There are over 20 public universities in South Africa, and tuition fees vary depending on the university’s policy, the type of study, and the course length.
However, according to data from Old Mutual, the average cost of sending a graduate to university in South Africa in 2023 and 2024 is R55,900.
Concerningly, this cost is expected to rise to R95,700 by 2030 and reach R177,200 by 2038.
Understanding the rapidly increasing cost of education is crucial, especially given the tough economic environment South Africans face in 2024, which has started to bite parents—especially young families.
Curro noted in its financial results published in March that enrolment numbers showed that some parents are struggling due to the higher cost of living in South Africa.
The group said young families have been hit hard by the rampant hikes in the cost of living in South Africa, which has resulted in a reduction in the enrolments of learners in the youngest grades of primary schools.
Furthermore, a survey conducted by 1Life noted that 65% of parents were very worried about paying school fees in general.
According to Marnus Mostert, a franchise principal and financial adviser, navigating debt obligations in South Africa poses a significant challenge, especially given the prevailing high interest rates.
As a result, he added that individuals, including parents, find themselves halting education payments to address pressing debt concerns.
“This short-term solution, however, overlooks the plethora of strategies available to manage debt while still pursuing essential financial objectives like education,” said Mostert.
He stressed that the longer you wait to start saving for your children’s education expenses, the harder it will be.
To illustrate this, Mostert showed the escalating monthly payments required to afford a 3-year degree considering university fees in 2024—as estimated by Old Mutual—and how hard it gets the longer you wait.

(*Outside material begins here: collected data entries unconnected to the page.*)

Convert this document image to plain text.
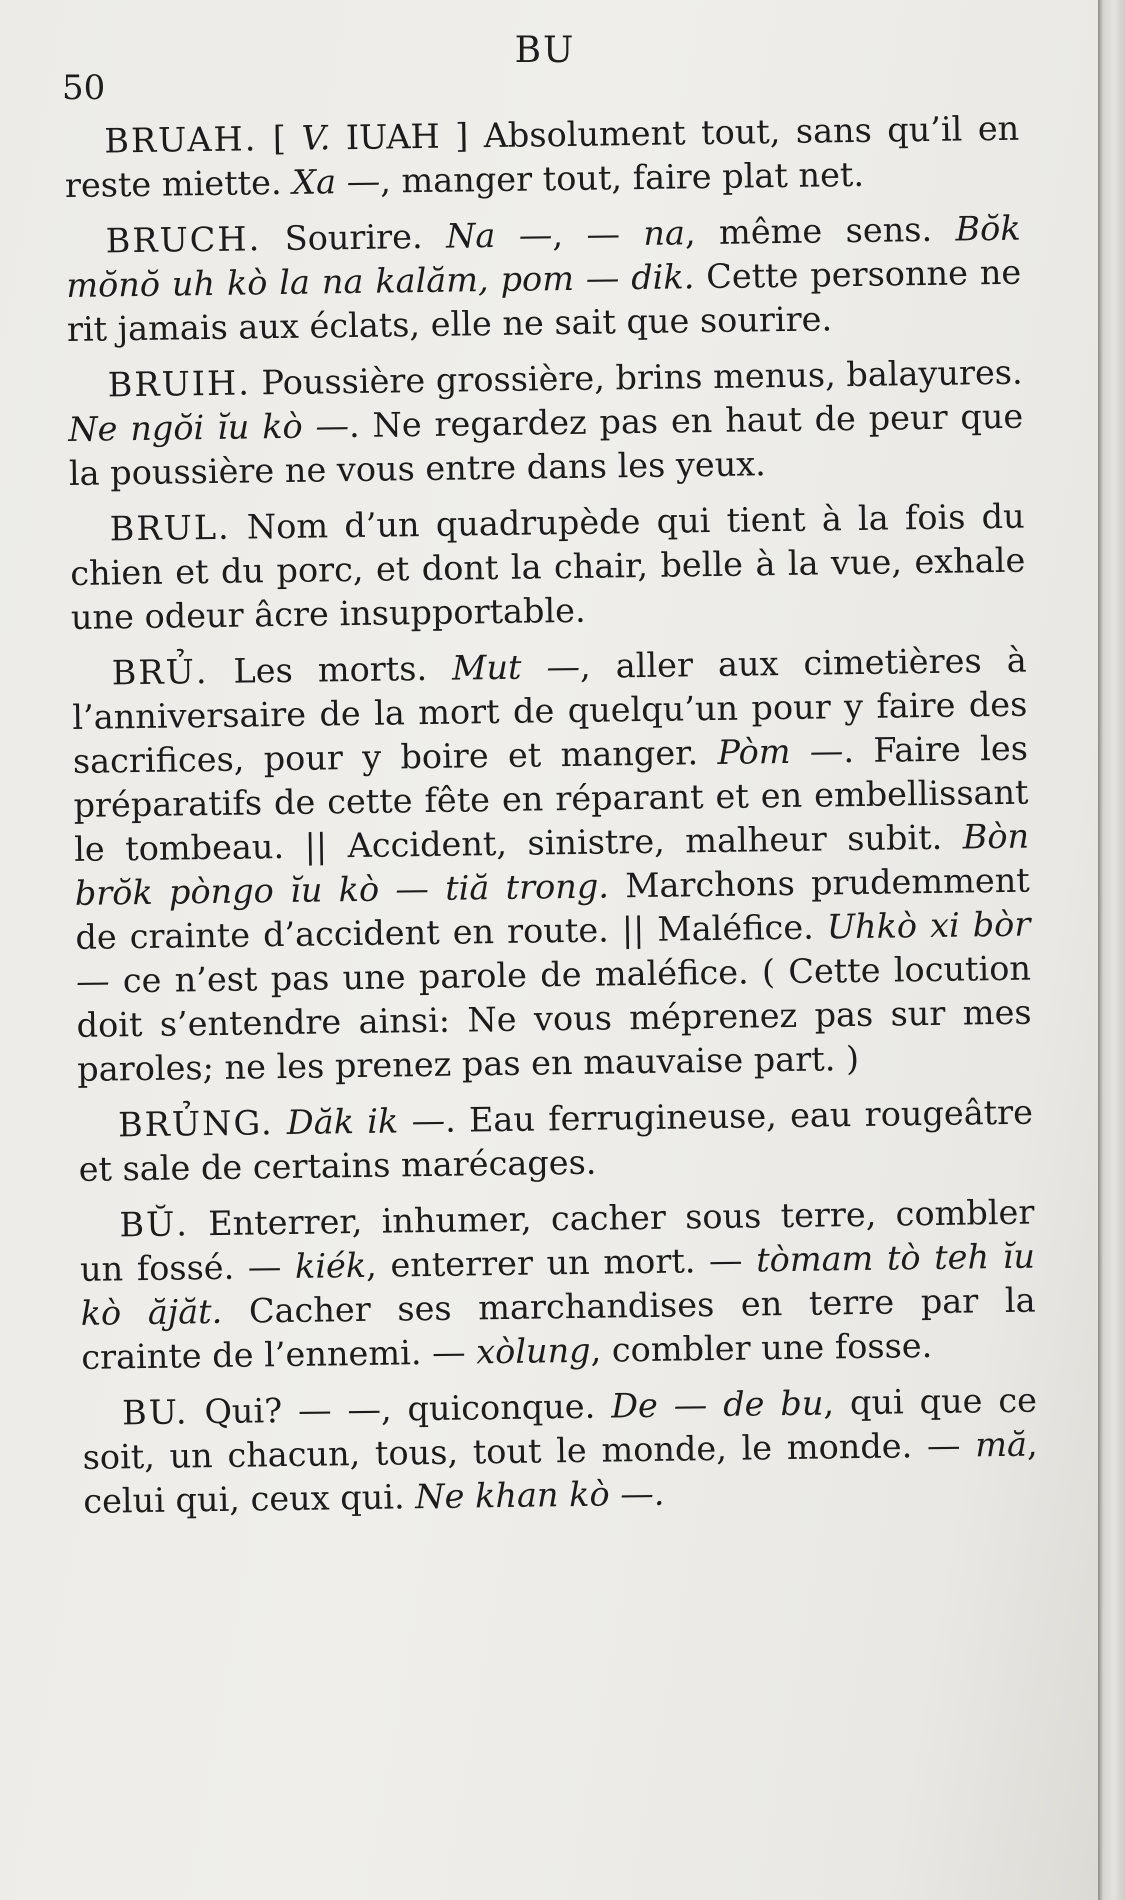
BU
50

BRUAH. [ V. IUAH ] Absolument tout, sans qu’il en reste miette. Xa —, manger tout, faire plat net.

BRUCH. Sourire. Na —, — na, même sens. Bŏk mŏnŏ uh kò la na kalăm, pom — dik. Cette personne ne rit jamais aux éclats, elle ne sait que sourire.

BRUIH. Poussière grossière, brins menus, balayures. Ne ngŏi ĭu kò —. Ne regardez pas en haut de peur que la poussière ne vous entre dans les yeux.

BRUL. Nom d’un quadrupède qui tient à la fois du chien et du porc, et dont la chair, belle à la vue, exhale une odeur âcre insupportable.

BRỦ. Les morts. Mut —, aller aux cimetières à l’anniversaire de la mort de quelqu’un pour y faire des sacrifices, pour y boire et manger. Pòm —. Faire les préparatifs de cette fête en réparant et en embellissant le tombeau. || Accident, sinistre, malheur subit. Bòn brŏk pòngo ĭu kò — tiă trong. Marchons prudemment de crainte d’accident en route. || Maléfice. Uhkò xi bòr — ce n’est pas une parole de maléfice. ( Cette locution doit s’entendre ainsi: Ne vous méprenez pas sur mes paroles; ne les prenez pas en mauvaise part. )

BRỦNG. Dăk ik —. Eau ferrugineuse, eau rougeâtre et sale de certains marécages.

BŬ. Enterrer, inhumer, cacher sous terre, combler un fossé. — kiék, enterrer un mort. — tòmam tò teh ĭu kò ăjăt. Cacher ses marchandises en terre par la crainte de l’ennemi. — xòlung, combler une fosse.

BU. Qui? — —, quiconque. De — de bu, qui que ce soit, un chacun, tous, tout le monde, le monde. — mă, celui qui, ceux qui. Ne khan kò —.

Age of child when you start saving | Monthly instalment needed | Investment value now |
---|---|---|
0 | R1 118 | R199 801 |
5 | R1 414 | R190 802 |
10 | R2 097 | R182 209 |
15 | R5 100 | R174 003 |
Mostert’s calculations show that saving just over R1,000 a month from when the child is born will build to almost R200,000—which could comfortably cover three years’ tuition fees and any miscellaneous expenses.
However, if you wait until your child is 15 years old, the monthly instalments needed quadruple, and the value drops to R174,000.
While both scenarios come close in value, the latter of over R5,000 per month could put a family into trouble if the economy experiences any turmoil—much like South Africa and many other parts of the world after the Covid-19 pandemic.
“Budgeting, often underestimated, holds significant power, particularly for parents, as education gains increasing importance in society,” said Mostart.